IFRS proposals that could mark a sea change in international accounting and financial reporting rules are drawing together the international listed real estate industry in an unprecedented coalition to influence their outcome and marks the real globalization of the sector, the European Public Real Estate Association (EPRA) says during the 8th annual EPRA conference, held on 6-7 September, 2007 in Athens, Greece.

"The project being managed jointly by the U.S. Financial Accounting Standards Board (FASB) and the London-based International Accounting Standards Boards (IASB) has profound implications for the listed real estate industry. Unless we move now into a global coalition to influence the process we will be landed with completely different financial reporting statements from those we have been used to," Hans Bruggink, Director of Reporting Practices at EPRA, said.

The proposed re-writing of Financial Statement Presentation under IFRS (International Financial Reporting Standards) and its convergence with U.S. GAAP, is aimed at moving away from the focus on a single bottom line profit figure in company income statements and balance sheets, showing what is left after expenses and taxes. It is shifting towards reflecting how businesses are actually run in the eye of IASB/FASB to give a clearer picture of value in different parts of a company.

"At the moment you can see current assets and fixed assets, liabilities and equity clearly in a listed real estate company's accounts so you can calculate your ratios at one glance. Under the 'cohesive principle' in the new proposed rules you have to put financing in the financing part of the balance sheet and the industry's present practice of putting funds from operation and its financing in the business part would not be allowed. Commercial real estate properties that are rented to clients for say 5 or 10 years would be considered financial assets in their entirety and rents would be presented as interest and amortization of the lease contract," Bruggink said.

The industry absolutely does not want this because the value of real estate companies is all based on the visible net asset value of the real estate properties. These are not like a leased car, machinery or aircraft rental contact with a life of five, 10 or 15 years, bricks and mortar can extend for 50 to a 100 years.

The implications of the accounting boards' proposals have fired up the representative bodies for listed real estate around the world to form a united coalition, which will lobby the FASB and IASB to adopt standards that best match the operational realities of the real estate industry.

Alongside EPRA, NAREIT in the U.S., APREA in Asia, the BPF in the UK, and Canadian and Australian associations are all represented in the coalition.

"We are working right now to get out a global profit and loss model in which our industry can focus on a metric that is very close to the adjusted EPRA Earnings Per Share model, but at the same time equals Funds From Operations as they know it in the U.S. and Canada. It's a P&L that looks a bit different from the present standards of IFRS, but we're going to the accounting boards in the autumn of this year to see if we can get some recognition of this way of presenting performance," Bruggink said.
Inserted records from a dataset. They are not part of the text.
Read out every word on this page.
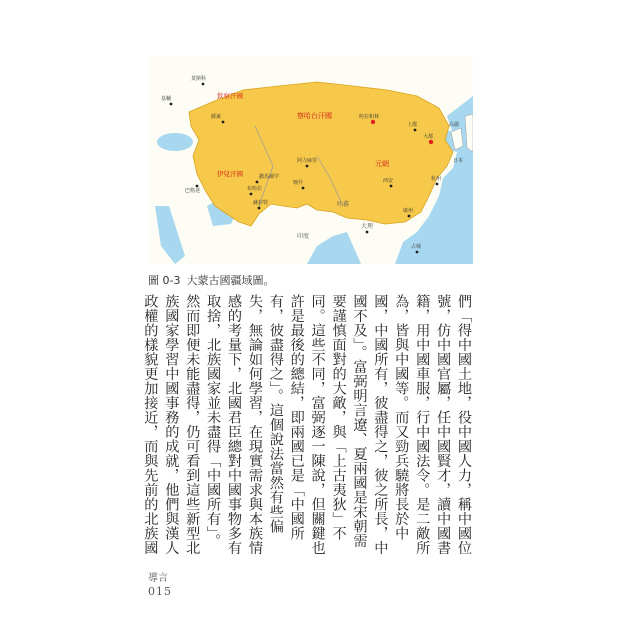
欽察汗國
察哈台汗國
伊兒汗國
元朝
吐蕃
大理
印度
巴格達
哈拉和林
大都
上都
西安	杭州
廣州
高麗
日本
撒馬爾罕
布哈拉
阿力麻里
喀什
莫斯科
基輔
薩萊
赫拉特
占城
圖 0-3 大蒙古國疆域圖。

們「得中國土地，役中國人力，稱中國位號，仿中國官屬，任中國賢才，讀中國書籍，用中國車服，行中國法令。是二敵所為，皆與中國等。而又勁兵驍將長於中國，中國所有，彼盡得之，彼之所長，中國不及」。富弼明言遼、夏兩國是宋朝需要謹慎面對的大敵，與「上古夷狄」不同。這些不同，富弼逐一陳說，但關鍵也許是最後的總結，即兩國已是「中國所有，彼盡得之」。這個說法當然有些偏失，無論如何學習，在現實需求與本族情感的考量下，北國君臣總對中國事物多有取捨，北族國家並未盡得「中國所有」。然而即便未能盡得，仍可看到這些新型北族國家學習中國事務的成就，他們與漢人政權的樣貌更加接近，而與先前的北族國

導言
015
It is important the FASB and IASB realise the huge influence the real estate industry has in the global economic system in terms of investments by pension funds, insurance companies and public and private investors in the direct form, or indirectly via funds, equities and real estate bonds, as an alternative for shares, bonds and other securities.

"We have to use the time now to exert our influence. I think we've got until the end of 2008, to make a difference," Bruggink concluded.